Thursday, April 07, 2005

Marriage Law and the Schiavo Case

Until now, I haven't blogged about the Schiavo case--and for good reason. First, I think most of us are sick of it. Second, it's hard to form an opinion when it's nearly impossible to filter fact from propaganda.

But as I watched The McLaughlin Group last Sunday (4/03/05), I heard an interesting point brought up by Lawrence O'Donnell, a strong Democrat. I assumed he would defend Michael Schiavo. But instead, he said something quite different.

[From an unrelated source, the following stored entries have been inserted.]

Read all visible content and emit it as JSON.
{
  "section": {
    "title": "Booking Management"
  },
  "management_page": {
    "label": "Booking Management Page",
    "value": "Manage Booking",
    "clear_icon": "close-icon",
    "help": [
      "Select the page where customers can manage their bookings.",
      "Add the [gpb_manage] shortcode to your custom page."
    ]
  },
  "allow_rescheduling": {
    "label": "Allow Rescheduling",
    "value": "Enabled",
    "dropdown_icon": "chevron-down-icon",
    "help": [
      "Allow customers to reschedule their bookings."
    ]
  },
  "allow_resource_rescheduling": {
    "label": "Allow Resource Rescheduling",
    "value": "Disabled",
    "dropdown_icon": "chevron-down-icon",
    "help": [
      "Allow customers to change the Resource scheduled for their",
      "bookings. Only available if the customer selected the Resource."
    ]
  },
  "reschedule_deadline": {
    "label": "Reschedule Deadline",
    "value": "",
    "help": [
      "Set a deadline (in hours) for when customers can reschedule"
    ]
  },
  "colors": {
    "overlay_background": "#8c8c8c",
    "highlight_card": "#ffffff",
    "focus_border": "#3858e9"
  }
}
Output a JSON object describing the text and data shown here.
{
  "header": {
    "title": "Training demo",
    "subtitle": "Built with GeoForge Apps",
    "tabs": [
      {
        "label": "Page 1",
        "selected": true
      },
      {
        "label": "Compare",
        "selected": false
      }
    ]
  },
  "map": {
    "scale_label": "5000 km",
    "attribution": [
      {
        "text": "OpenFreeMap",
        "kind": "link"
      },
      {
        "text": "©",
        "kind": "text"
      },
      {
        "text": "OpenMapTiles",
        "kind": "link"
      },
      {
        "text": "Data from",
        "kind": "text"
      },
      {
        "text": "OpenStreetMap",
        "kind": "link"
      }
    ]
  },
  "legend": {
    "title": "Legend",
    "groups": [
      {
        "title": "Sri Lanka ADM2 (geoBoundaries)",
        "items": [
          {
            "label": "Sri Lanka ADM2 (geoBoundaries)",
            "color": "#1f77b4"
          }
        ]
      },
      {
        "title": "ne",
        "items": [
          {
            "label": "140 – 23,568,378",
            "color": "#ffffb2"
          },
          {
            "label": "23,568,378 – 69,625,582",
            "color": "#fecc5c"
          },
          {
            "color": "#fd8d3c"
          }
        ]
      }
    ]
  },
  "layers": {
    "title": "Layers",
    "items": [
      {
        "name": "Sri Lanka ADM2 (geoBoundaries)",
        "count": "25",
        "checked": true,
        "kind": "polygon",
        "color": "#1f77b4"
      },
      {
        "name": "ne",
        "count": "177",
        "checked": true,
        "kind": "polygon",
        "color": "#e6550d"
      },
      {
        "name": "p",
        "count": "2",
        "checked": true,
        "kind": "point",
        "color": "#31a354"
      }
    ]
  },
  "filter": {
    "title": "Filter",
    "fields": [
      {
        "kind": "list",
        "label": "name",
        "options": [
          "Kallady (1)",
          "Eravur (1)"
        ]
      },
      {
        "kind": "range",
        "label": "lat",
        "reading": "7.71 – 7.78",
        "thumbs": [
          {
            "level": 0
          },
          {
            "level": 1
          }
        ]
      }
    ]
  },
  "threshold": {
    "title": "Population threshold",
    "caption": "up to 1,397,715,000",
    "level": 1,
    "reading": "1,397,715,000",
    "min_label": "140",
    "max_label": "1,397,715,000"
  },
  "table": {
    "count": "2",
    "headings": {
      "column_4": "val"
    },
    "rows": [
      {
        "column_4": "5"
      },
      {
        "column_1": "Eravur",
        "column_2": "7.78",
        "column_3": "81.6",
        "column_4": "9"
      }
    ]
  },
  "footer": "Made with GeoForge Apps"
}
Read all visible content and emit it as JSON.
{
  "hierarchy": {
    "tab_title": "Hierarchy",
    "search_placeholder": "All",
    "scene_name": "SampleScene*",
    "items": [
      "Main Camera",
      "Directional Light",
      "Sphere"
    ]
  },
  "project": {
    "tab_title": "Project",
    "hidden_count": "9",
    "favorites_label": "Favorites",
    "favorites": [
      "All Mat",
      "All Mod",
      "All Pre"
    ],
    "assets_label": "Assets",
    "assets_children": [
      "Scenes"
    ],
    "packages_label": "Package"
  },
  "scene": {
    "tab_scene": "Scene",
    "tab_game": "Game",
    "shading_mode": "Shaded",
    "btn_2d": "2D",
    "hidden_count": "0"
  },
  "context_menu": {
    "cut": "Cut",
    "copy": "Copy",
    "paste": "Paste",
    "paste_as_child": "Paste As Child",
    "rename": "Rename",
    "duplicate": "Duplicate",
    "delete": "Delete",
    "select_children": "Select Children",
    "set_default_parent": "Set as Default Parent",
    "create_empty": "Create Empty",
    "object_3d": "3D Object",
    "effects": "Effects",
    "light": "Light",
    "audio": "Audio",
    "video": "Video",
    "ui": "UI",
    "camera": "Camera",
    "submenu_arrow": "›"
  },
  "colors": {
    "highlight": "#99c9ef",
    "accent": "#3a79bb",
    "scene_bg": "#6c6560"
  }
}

[From the transcript. Emphasis added to O'Donnell's comments.]
MR. O'DONNELL: ...But the legal adjustment that should be made is the ridiculous way that marriage law in the United States confers rights to people. The notion that Michael Schiavo alone, who is in effect married to someone else and having children with someone else, gets to still, through the thread of marriage law, decide whether she lives or dies is utterly preposterous.

MR. MCLAUGHLIN: Who should do it?

MR. O'DONNELL: Well, I promise you that my daughter's pre-nup will specify that the husband not only does not get to decide about her feeding tube; he doesn't even get a vote. If you have a division between parents and spouses over what's to go forward, I am with the parents.

MR. BLANKLEY: In the Schiavo case, obviously I'm going to be with the parents. And the law, I think -- again, I think we have a lot of debate over whether what she said is going to be the new modification or not. For some of us who trust our wives more than anyone else on the planet, I would want to have it there.

MR. O'DONNELL: Well, specify it.

MR. BLANKLEY: But what I'm saying is --

MR. O'DONNELL: But you should be able to put someone else in charge.

MR. BUCHANAN: One of the things I think is going to come out of it is a real war on the judges. I think there's a real feeling, John, on the part of an awful lot of people --


MR. BUCHANAN: -- that this judge sentenced this woman to death. And she didn't die a natural death of the brain damage. She died of starvation and a lack of water when her parents and her--

MR. O'DONNELL: The laws were very well applied. It's the crazy connecting thread of marriage law that killed her.

MR. BUCHANAN: But the parents and the others could not bring water to a dying daughter. And the American people do not want that type of thing to happen again, as you said earlier. But there's going to be a war over these judges, Supreme Court judges and appellate court judges, and it's going to be a bloodbath.

MR. MCLAUGHLIN: Looked at through a political lens, who was the political winner, the Democrats or the Republicans?

MR. O'DONNELL: There's no political winner here at all. And the judges did a perfectly good job of interpreting, first of all, marriage law, which exclusively granted Michael Schiavo the decision-making power here, and then evaluating all the other things that were legitimately able to be brought in front of them. I don't think enough was brought in front of them. I think there were some very strange questions left open here. But that's the way the law -- [interrupted]

MR. MCLAUGHLIN: Michael Schiavo -- is he a winner? We've heard
what O'Donnell said.

MR. O'DONNELL: He's not a winner to me.

MS. CLIFT: We're not going to change -- he's been demonized, but we're not going to change the marriage laws in this country. We still believe in the --

MR. O'DONNELL: He's been questioned based on very legitimate evidentiary questions in the background of this case. And I think what we have here is a situation where we have to decide as a population, when there's a disagreement among seemingly rational family members, parents versus spouses, how is that resolved? And why should there be a legal prejudice in favor of a spouse, which in this country is a frequently temporary relationship, and certainly was in that case?
I have no idea whether Terri Schiavo was a "vegetable" or not, and I am ashamed that our society has made such a spectacle of her condition. The issue I'm concerned with here is whether or not marriage law should be changed in this regard. Should Michael Schiavo have had the sole power to make this decision? I'm not so sure.

Then again, I'm certainly not happy with how "the right" has handled this issue either. Reason's Cathy Young makes some good points in Lifers on the Loose: The appalling rhetoric in the Schiavo case.

Marriage might be temporary, but it is also chosen. When there's conflict between an individual's choice and an accident of birth - well, it should be no contest.
Another possible solution: Let whomever is thinking about their future decide who gets to decide (parents, spouse, child, friend). The 'overriding vote' should be cast by whomever the (now) dying person WANTED to cast it...

Of course, in cases where this isn't decided ahead of time, one still needs a rule of thumb(or law) to go by.
Laci Peterson was married to Scott and it wasn't okay for him to decide her life was over. Michael Schiavo's motives may have been, probably were, pure, but just assuming they were because he was married to her is ridiculous. (And Yami McMoots, Laci's marriage to Scott was chosen also.)
Unfortunately, Tom, the fact that your moral code doesn't distinguish between ending life support and hacking someone to bits and throwing their body in the ocean doesn't make that a relevant analogy.
A feeding tube is not generally considered to be life support.